Maybe I'm just too jaded by watching two decades of Jesse Jackson/Al Sharpton-style grandstanding on racial issues, but it seems to me that "demanding" an explanation from the school district goes a long way towards pushing responsibility AWAY from the students, parents and community. This, from the same people who I'm quite certain would fight tooth and nail to prevent the schools from taking just the sort of steps it really needs to take to close that gap--that is, early intervention, ability-grouping, and serious remediation with a sincere focus on achievement, not emotional well-being. Of course, this course of action is one that, I'm sure, would be decried as "disproportionately stigmatizing black children."

For anyone seriously interested in data-driven approaches to closing achievement gaps and increasing achievement all around, one organization that I know of which is doing excellent research on the topic is the Education Trust, which you can find at this link.

Why do I think this is likely not to be helpful? Reading further, you find out that

But 2004 and 2002 racial breakdowns of CSAP data provided Monday by the district showed that the gap grew between black students' proficiency rates and the district average on nine of 22 reading, writing and math exams. It stayed the same on five more.

"Seems like parents have given up," said news conference participant Menola Upshaw, president of the Denver Branch of the National Association for the Advancement of Colored People. "Teachers have given up."

On a more positive note, black students now score at the district average on fourth- and ninth-grade writing.

They exceed the district average in fourth-, sixth- and ninth-grade reading.

Which, if I'm doing my math right, means that the gap closed on eight of twenty-two tests; it also begs the question (rather than a demand) what are they doing well on those levels where they exceed the district.
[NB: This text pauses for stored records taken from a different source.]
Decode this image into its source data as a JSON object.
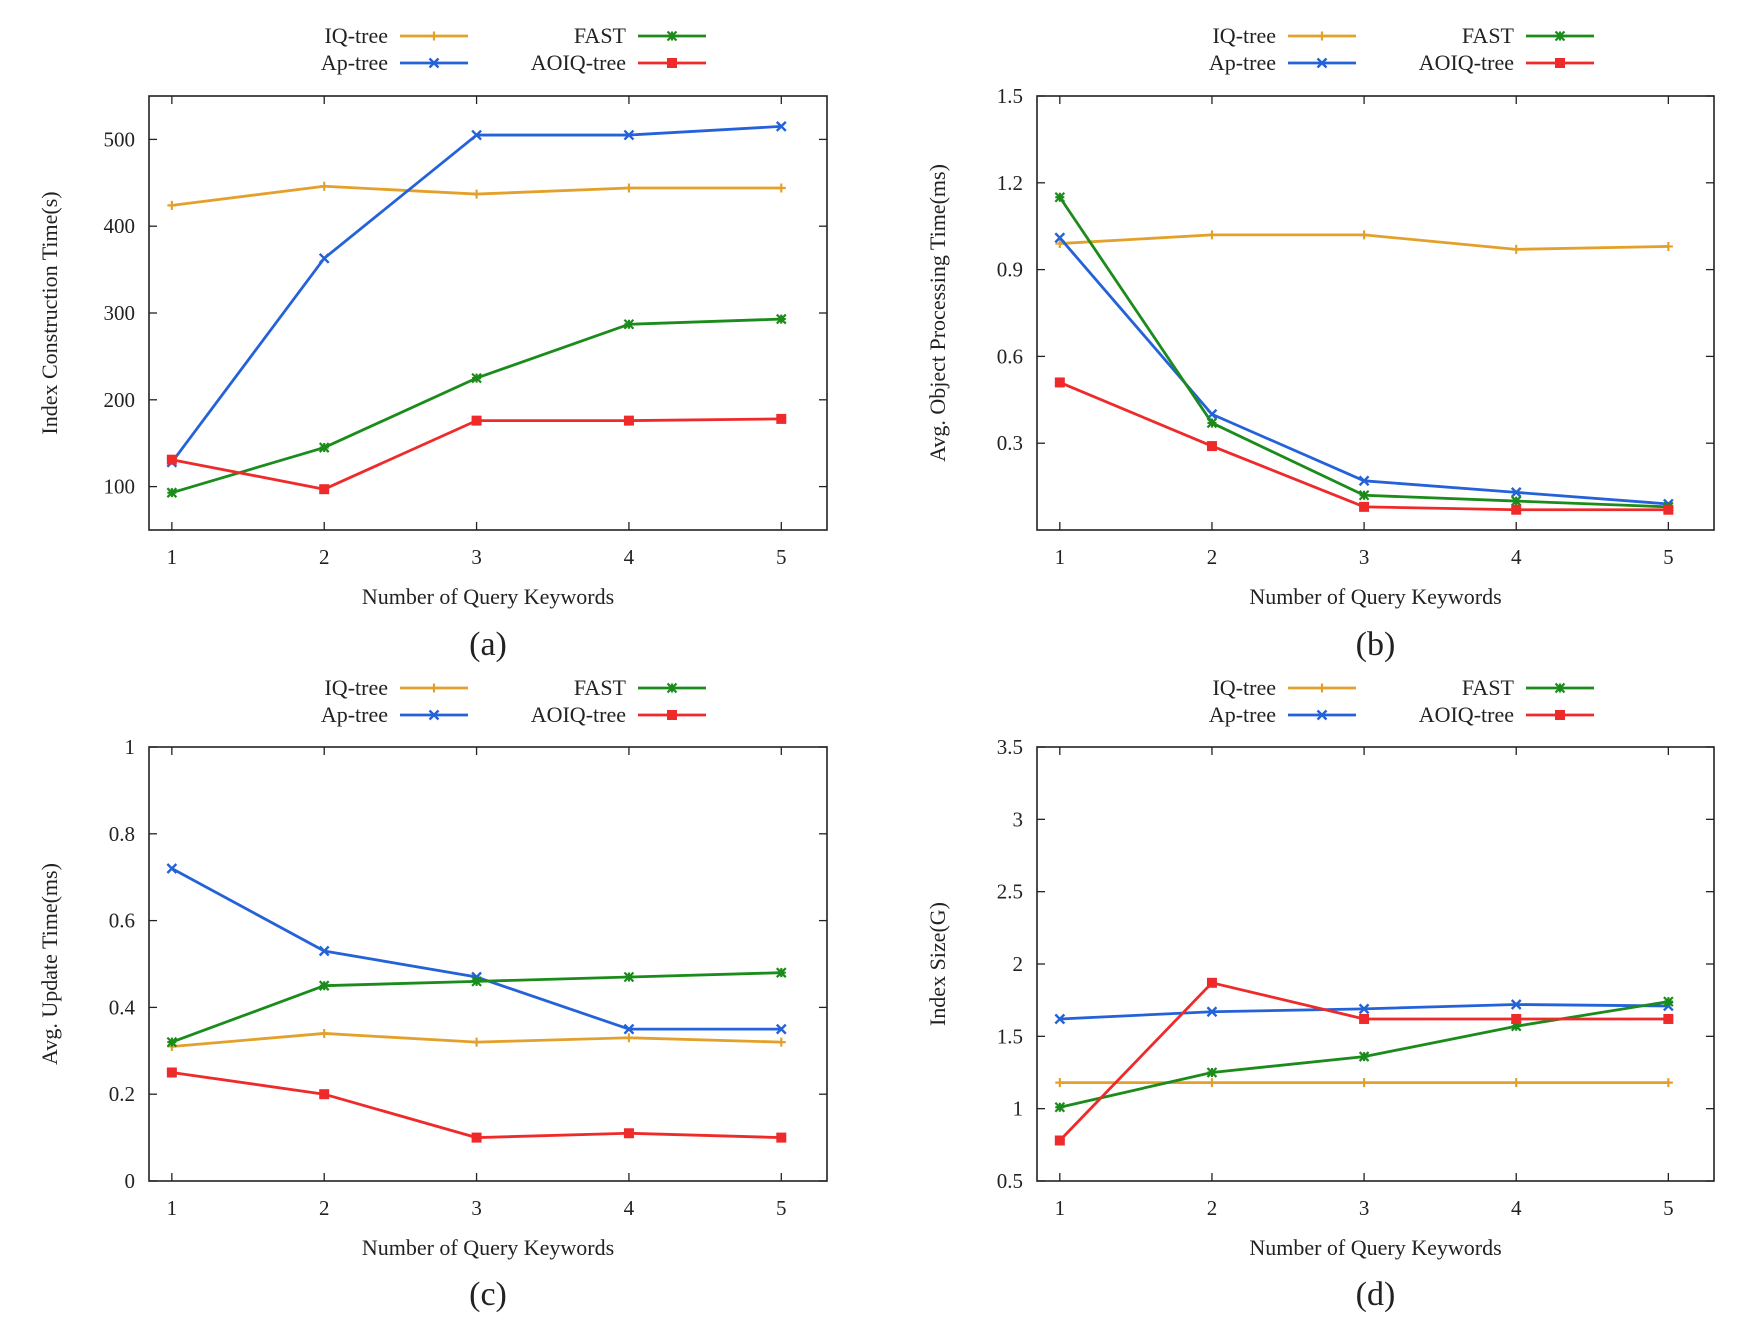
{
  "legend_order": [
    "IQ-tree",
    "FAST",
    "Ap-tree",
    "AOIQ-tree"
  ],
  "colors": {
    "IQ-tree": "#e3a12b",
    "Ap-tree": "#2462d9",
    "FAST": "#1b8c1b",
    "AOIQ-tree": "#ee2a2a"
  },
  "chart_data": [
    {
      "type": "line",
      "panel": "a",
      "caption": "(a)",
      "xlabel": "Number of Query Keywords",
      "ylabel": "Index Construction Time(s)",
      "x": [
        1,
        2,
        3,
        4,
        5
      ],
      "xticks": [
        "1",
        "2",
        "3",
        "4",
        "5"
      ],
      "xlim": [
        0.85,
        5.3
      ],
      "ylim": [
        50,
        550
      ],
      "yticks": [
        100,
        200,
        300,
        400,
        500
      ],
      "yticklabels": [
        "100",
        "200",
        "300",
        "400",
        "500"
      ],
      "series": [
        {
          "name": "IQ-tree",
          "values": [
            424,
            446,
            437,
            444,
            444
          ]
        },
        {
          "name": "Ap-tree",
          "values": [
            128,
            363,
            505,
            505,
            515
          ]
        },
        {
          "name": "FAST",
          "values": [
            93,
            145,
            225,
            287,
            293
          ]
        },
        {
          "name": "AOIQ-tree",
          "values": [
            131,
            97,
            176,
            176,
            178
          ]
        }
      ]
    },
    {
      "type": "line",
      "panel": "b",
      "caption": "(b)",
      "xlabel": "Number of Query Keywords",
      "ylabel": "Avg. Object Processing Time(ms)",
      "x": [
        1,
        2,
        3,
        4,
        5
      ],
      "xticks": [
        "1",
        "2",
        "3",
        "4",
        "5"
      ],
      "xlim": [
        0.85,
        5.3
      ],
      "ylim": [
        0.0,
        1.5
      ],
      "yticks": [
        0.3,
        0.6,
        0.9,
        1.2,
        1.5
      ],
      "yticklabels": [
        "0.3",
        "0.6",
        "0.9",
        "1.2",
        "1.5"
      ],
      "series": [
        {
          "name": "IQ-tree",
          "values": [
            0.99,
            1.02,
            1.02,
            0.97,
            0.98
          ]
        },
        {
          "name": "Ap-tree",
          "values": [
            1.01,
            0.4,
            0.17,
            0.13,
            0.09
          ]
        },
        {
          "name": "FAST",
          "values": [
            1.15,
            0.37,
            0.12,
            0.1,
            0.08
          ]
        },
        {
          "name": "AOIQ-tree",
          "values": [
            0.51,
            0.29,
            0.08,
            0.07,
            0.07
          ]
        }
      ]
    },
    {
      "type": "line",
      "panel": "c",
      "caption": "(c)",
      "xlabel": "Number of Query Keywords",
      "ylabel": "Avg. Update Time(ms)",
      "x": [
        1,
        2,
        3,
        4,
        5
      ],
      "xticks": [
        "1",
        "2",
        "3",
        "4",
        "5"
      ],
      "xlim": [
        0.85,
        5.3
      ],
      "ylim": [
        0,
        1
      ],
      "yticks": [
        0,
        0.2,
        0.4,
        0.6,
        0.8,
        1
      ],
      "yticklabels": [
        "0",
        "0.2",
        "0.4",
        "0.6",
        "0.8",
        "1"
      ],
      "series": [
        {
          "name": "IQ-tree",
          "values": [
            0.31,
            0.34,
            0.32,
            0.33,
            0.32
          ]
        },
        {
          "name": "Ap-tree",
          "values": [
            0.72,
            0.53,
            0.47,
            0.35,
            0.35
          ]
        },
        {
          "name": "FAST",
          "values": [
            0.32,
            0.45,
            0.46,
            0.47,
            0.48
          ]
        },
        {
          "name": "AOIQ-tree",
          "values": [
            0.25,
            0.2,
            0.1,
            0.11,
            0.1
          ]
        }
      ]
    },
    {
      "type": "line",
      "panel": "d",
      "caption": "(d)",
      "xlabel": "Number of Query Keywords",
      "ylabel": "Index Size(G)",
      "x": [
        1,
        2,
        3,
        4,
        5
      ],
      "xticks": [
        "1",
        "2",
        "3",
        "4",
        "5"
      ],
      "xlim": [
        0.85,
        5.3
      ],
      "ylim": [
        0.5,
        3.5
      ],
      "yticks": [
        0.5,
        1,
        1.5,
        2,
        2.5,
        3,
        3.5
      ],
      "yticklabels": [
        "0.5",
        "1",
        "1.5",
        "2",
        "2.5",
        "3",
        "3.5"
      ],
      "series": [
        {
          "name": "IQ-tree",
          "values": [
            1.18,
            1.18,
            1.18,
            1.18,
            1.18
          ]
        },
        {
          "name": "Ap-tree",
          "values": [
            1.62,
            1.67,
            1.69,
            1.72,
            1.71
          ]
        },
        {
          "name": "FAST",
          "values": [
            1.01,
            1.25,
            1.36,
            1.57,
            1.74
          ]
        },
        {
          "name": "AOIQ-tree",
          "values": [
            0.78,
            1.87,
            1.62,
            1.62,
            1.62
          ]
        }
      ]
    }
  ]
}
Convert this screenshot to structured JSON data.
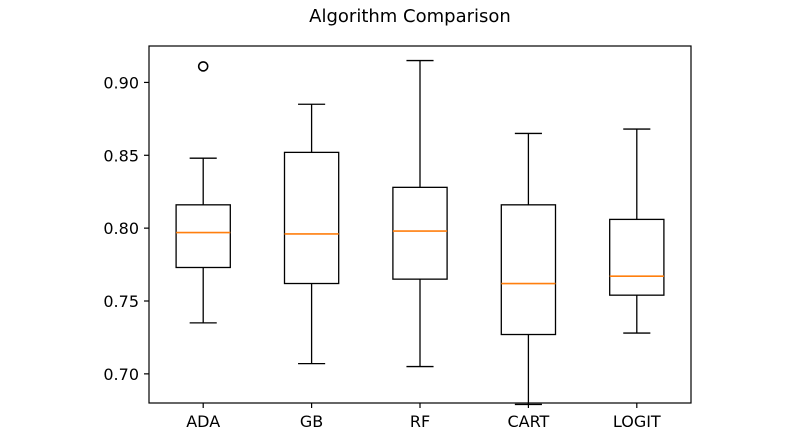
{
  "chart_data": {
    "type": "box",
    "title": "Algorithm Comparison",
    "xlabel": "",
    "ylabel": "",
    "ylim": [
      0.68,
      0.925
    ],
    "yticks": [
      0.7,
      0.75,
      0.8,
      0.85,
      0.9
    ],
    "ytick_labels": [
      "0.70",
      "0.75",
      "0.80",
      "0.85",
      "0.90"
    ],
    "categories": [
      "ADA",
      "GB",
      "RF",
      "CART",
      "LOGIT"
    ],
    "boxes": [
      {
        "label": "ADA",
        "whislo": 0.735,
        "q1": 0.773,
        "median": 0.797,
        "q3": 0.816,
        "whishi": 0.848,
        "fliers": [
          0.911
        ]
      },
      {
        "label": "GB",
        "whislo": 0.707,
        "q1": 0.762,
        "median": 0.796,
        "q3": 0.852,
        "whishi": 0.885,
        "fliers": []
      },
      {
        "label": "RF",
        "whislo": 0.705,
        "q1": 0.765,
        "median": 0.798,
        "q3": 0.828,
        "whishi": 0.915,
        "fliers": []
      },
      {
        "label": "CART",
        "whislo": 0.679,
        "q1": 0.727,
        "median": 0.762,
        "q3": 0.816,
        "whishi": 0.865,
        "fliers": []
      },
      {
        "label": "LOGIT",
        "whislo": 0.728,
        "q1": 0.754,
        "median": 0.767,
        "q3": 0.806,
        "whishi": 0.868,
        "fliers": []
      }
    ],
    "colors": {
      "median": "#ff7f0e",
      "box": "#000000"
    },
    "grid": false,
    "legend": "none"
  }
}
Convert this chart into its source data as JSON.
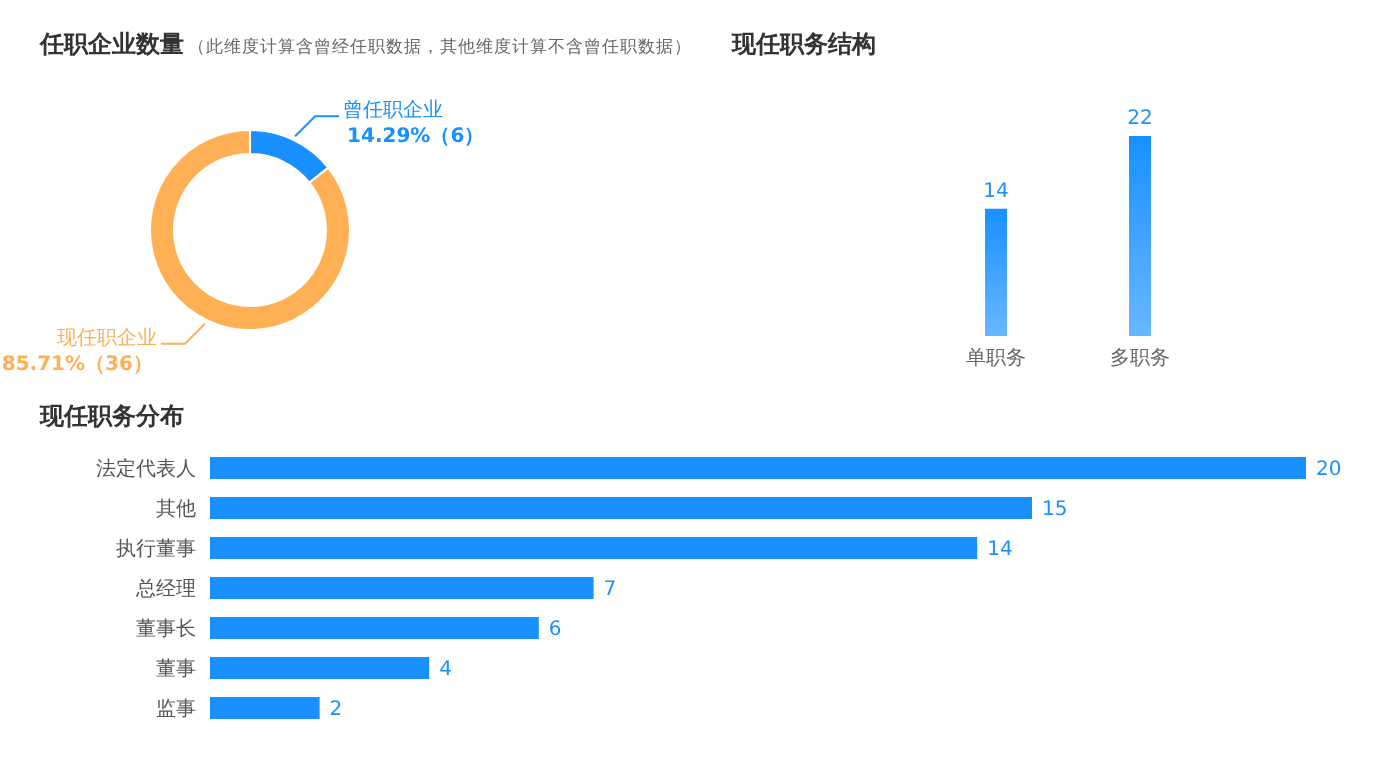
{
  "chart_data": [
    {
      "type": "donut",
      "title": "任职企业数量",
      "subtitle": "（此维度计算含曾经任职数据，其他维度计算不含曾任职数据）",
      "categories": [
        "曾任职企业",
        "现任职企业"
      ],
      "values": [
        6,
        36
      ],
      "value_labels": [
        "14.29%（6）",
        "85.71%（36）"
      ],
      "colors": [
        "#1890ff",
        "#ffb054"
      ],
      "legend": false
    },
    {
      "type": "bar",
      "title": "现任职务结构",
      "categories": [
        "单职务",
        "多职务"
      ],
      "values": [
        14,
        22
      ],
      "color": "#1890ff",
      "data_labels": true
    },
    {
      "type": "bar",
      "orientation": "horizontal",
      "title": "现任职务分布",
      "categories": [
        "法定代表人",
        "其他",
        "执行董事",
        "总经理",
        "董事长",
        "董事",
        "监事"
      ],
      "values": [
        20,
        15,
        14,
        7,
        6,
        4,
        2
      ],
      "color": "#1890ff",
      "data_labels": true
    }
  ]
}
Also, if the NAACP assessment is that everybody's goven up, then her demand must be that the bureaucracy do something--isn't that always the solution for liberals?

I wonder why they don't ask the parents what they think should be done? Could it be that they're afraid the answer will be "give me choice?"; could it be that they're afraid that, in a district that is 57% Hispanic, black parents would prefer that their children go to a school where English is the primary language, and that maybe--just maybe--that might contribute to higher achievement in reading and writing?